👉 Après le séminaire de rentrée samedi pour préparer la rentrée parlementaire et le budget 2027, j’ai assisté, en tant que député de l’Aisne, avec mes collègues, à l’important discours de rentrée politique de notre candidate Marine Le Pen à Hénin-Beaumont, dans le Pas-de-Calais. La salle était pleine à craquer !
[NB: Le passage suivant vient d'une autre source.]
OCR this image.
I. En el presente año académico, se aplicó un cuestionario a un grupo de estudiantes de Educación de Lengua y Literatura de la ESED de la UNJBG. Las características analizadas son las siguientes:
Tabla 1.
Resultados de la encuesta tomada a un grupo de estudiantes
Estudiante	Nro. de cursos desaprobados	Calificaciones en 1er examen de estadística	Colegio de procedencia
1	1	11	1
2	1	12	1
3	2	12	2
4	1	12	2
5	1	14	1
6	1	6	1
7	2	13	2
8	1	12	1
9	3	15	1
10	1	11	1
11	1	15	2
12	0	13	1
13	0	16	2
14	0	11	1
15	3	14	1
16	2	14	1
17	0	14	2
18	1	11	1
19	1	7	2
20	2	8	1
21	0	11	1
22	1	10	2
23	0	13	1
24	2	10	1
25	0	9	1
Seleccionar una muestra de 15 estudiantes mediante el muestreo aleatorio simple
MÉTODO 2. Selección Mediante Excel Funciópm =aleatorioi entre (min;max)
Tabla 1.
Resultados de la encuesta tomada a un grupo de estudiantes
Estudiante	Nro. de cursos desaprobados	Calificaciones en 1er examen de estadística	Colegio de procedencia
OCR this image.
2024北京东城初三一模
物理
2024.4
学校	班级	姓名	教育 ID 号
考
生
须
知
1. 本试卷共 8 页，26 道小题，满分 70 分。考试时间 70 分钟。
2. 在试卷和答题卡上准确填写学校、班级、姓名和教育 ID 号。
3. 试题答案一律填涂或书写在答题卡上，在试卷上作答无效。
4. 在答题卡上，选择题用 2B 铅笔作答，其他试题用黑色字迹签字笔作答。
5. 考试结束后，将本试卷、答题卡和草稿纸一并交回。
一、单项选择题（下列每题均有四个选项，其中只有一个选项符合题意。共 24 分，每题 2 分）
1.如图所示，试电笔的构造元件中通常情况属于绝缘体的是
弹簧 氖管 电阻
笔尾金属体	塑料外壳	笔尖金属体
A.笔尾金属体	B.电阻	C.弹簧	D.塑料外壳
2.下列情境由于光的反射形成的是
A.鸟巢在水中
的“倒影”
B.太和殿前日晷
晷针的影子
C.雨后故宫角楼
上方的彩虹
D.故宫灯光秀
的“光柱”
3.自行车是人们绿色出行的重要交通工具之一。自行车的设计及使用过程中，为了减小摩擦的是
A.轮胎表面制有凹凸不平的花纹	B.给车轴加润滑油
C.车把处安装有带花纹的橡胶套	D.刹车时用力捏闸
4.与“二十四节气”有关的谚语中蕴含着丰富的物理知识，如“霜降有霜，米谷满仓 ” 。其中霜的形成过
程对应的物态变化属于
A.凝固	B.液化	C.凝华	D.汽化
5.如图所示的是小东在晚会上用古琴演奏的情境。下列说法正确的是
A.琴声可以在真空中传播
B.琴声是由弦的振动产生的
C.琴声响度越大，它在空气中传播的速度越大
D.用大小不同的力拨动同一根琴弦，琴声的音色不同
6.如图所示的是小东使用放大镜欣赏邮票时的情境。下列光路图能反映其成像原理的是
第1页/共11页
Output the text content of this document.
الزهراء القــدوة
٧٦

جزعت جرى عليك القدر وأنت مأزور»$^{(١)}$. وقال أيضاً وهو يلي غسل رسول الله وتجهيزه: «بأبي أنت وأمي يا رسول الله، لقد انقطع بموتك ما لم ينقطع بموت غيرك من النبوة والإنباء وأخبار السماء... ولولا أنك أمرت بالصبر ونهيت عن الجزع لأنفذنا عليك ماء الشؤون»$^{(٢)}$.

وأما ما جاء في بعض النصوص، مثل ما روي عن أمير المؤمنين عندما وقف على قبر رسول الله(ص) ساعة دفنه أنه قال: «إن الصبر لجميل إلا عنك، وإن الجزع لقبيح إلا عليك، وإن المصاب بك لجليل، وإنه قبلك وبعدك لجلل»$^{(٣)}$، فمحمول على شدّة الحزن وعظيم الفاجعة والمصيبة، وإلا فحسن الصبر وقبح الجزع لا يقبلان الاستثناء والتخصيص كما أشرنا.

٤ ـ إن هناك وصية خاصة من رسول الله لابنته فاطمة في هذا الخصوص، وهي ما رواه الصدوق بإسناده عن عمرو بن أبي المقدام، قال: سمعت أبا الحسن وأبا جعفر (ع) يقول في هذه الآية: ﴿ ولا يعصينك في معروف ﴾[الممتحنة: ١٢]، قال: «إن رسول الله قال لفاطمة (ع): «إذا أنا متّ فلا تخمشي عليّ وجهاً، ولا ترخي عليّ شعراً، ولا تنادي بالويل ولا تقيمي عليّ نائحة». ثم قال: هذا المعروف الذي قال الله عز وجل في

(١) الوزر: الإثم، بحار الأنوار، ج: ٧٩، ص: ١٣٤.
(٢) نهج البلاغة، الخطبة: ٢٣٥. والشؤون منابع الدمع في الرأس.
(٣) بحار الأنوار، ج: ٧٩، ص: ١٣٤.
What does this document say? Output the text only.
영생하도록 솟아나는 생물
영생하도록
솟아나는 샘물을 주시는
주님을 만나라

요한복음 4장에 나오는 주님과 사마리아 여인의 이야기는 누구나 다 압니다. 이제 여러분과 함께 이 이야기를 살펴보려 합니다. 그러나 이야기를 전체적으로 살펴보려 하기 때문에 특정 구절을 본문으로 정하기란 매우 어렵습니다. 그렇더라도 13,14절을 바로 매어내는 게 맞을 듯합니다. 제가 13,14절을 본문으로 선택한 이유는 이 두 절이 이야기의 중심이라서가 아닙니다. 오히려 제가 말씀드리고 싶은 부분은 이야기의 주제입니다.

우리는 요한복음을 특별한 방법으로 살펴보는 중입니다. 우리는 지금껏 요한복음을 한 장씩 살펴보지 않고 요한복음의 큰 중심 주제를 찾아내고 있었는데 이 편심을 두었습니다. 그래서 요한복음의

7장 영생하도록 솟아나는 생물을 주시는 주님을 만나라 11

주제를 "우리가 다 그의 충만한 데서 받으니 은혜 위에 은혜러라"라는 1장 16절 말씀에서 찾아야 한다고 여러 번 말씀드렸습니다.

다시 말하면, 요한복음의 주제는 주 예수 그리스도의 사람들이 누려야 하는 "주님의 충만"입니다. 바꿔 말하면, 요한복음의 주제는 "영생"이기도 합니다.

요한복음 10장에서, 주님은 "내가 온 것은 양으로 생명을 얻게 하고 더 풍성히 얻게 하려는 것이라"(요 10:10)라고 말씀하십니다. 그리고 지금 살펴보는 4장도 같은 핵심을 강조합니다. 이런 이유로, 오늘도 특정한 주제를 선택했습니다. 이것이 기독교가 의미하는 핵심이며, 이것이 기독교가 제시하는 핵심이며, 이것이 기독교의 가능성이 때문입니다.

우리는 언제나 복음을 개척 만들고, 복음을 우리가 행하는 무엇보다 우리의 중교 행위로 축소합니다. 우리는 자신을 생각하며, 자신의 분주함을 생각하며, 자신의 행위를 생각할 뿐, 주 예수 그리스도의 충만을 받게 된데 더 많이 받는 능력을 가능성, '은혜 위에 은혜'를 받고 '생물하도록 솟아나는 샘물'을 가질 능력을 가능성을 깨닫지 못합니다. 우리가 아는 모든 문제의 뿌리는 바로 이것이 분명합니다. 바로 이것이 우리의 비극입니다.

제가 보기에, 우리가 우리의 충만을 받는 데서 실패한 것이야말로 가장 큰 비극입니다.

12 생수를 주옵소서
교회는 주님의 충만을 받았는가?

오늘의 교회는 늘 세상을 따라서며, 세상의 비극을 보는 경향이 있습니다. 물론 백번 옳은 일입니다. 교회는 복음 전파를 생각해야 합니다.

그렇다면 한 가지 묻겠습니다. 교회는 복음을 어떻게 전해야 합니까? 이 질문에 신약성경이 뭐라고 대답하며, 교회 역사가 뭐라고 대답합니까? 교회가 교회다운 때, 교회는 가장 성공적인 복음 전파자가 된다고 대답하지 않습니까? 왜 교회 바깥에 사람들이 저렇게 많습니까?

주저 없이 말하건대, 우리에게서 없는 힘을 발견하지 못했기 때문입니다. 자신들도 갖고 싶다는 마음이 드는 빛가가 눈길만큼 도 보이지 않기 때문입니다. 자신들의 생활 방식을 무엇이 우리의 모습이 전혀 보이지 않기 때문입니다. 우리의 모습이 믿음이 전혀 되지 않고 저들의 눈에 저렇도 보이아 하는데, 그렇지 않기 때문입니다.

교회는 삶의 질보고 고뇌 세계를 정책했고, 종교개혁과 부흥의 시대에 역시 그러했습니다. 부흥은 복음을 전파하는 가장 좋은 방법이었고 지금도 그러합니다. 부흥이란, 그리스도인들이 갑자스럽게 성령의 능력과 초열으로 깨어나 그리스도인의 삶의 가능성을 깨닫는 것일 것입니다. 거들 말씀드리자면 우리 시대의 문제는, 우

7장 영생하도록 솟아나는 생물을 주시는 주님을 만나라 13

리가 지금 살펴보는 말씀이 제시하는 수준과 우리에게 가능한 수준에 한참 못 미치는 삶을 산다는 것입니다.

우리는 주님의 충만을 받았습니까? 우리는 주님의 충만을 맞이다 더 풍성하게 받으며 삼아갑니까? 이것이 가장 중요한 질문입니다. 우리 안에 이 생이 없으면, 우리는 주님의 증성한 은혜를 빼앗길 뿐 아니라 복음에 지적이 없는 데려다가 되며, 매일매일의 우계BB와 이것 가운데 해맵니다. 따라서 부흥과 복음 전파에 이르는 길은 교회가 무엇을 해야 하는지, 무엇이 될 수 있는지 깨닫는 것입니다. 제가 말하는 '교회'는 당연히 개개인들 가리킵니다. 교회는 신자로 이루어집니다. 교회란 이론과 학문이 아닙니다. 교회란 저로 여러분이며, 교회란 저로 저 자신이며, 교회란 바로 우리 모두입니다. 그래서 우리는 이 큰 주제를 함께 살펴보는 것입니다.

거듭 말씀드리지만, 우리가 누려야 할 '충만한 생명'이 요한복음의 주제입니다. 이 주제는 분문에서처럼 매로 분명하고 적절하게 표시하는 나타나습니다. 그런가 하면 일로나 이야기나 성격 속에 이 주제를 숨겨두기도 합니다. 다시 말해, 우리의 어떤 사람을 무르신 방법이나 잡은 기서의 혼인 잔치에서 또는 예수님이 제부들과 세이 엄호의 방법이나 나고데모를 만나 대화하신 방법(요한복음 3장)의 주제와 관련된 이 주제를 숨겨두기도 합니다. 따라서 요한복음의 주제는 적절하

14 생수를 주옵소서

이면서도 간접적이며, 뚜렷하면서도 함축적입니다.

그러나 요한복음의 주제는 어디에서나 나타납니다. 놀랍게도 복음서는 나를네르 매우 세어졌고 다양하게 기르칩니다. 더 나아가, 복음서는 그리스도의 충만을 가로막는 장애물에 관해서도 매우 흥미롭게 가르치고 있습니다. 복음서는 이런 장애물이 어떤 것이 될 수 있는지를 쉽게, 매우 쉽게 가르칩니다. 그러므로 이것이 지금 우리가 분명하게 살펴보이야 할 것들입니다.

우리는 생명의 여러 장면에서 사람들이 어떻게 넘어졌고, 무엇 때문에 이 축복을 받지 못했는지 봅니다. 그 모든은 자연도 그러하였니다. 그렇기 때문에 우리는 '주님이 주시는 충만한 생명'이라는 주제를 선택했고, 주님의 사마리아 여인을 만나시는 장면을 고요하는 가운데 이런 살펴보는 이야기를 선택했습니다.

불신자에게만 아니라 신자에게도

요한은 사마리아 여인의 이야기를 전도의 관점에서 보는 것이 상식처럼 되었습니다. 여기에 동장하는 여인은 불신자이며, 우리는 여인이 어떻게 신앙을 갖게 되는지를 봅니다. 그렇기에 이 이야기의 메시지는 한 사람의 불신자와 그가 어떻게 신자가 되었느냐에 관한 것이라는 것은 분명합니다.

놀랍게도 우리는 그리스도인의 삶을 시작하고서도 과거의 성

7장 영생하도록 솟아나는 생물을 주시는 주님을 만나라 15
La question du pouvoir d’achat et du logement est une priorité nationale :
🇫🇷 Rentrée politique de Marine Le Pen
- Depuis Hénin-Beaumont, Marine Le Pen a rappelé son engagement au seul service des Français et de notre pays : « Je fais le serment devant vous de tout donner, d’engager toutes mes forces et mon énergie au service du succès de nos idées et de conduire les patriotes de France que vous êtes à la victoire ».
- Cette élection présidentielle n’est pas une présidentielle comme les autres : elle est celle qui peut mettre un terme à des décennies de déclin et mettre la France sur les voies de sa Renaissance.
- Marine Le Pen appelle tous les Français à la rejoindre, avec Jordan Bardella, et à participer à cette campagne victorieuse. « Il n’y a pas de petite tâche, pas d’effort qui ne soit déployé pour rien ».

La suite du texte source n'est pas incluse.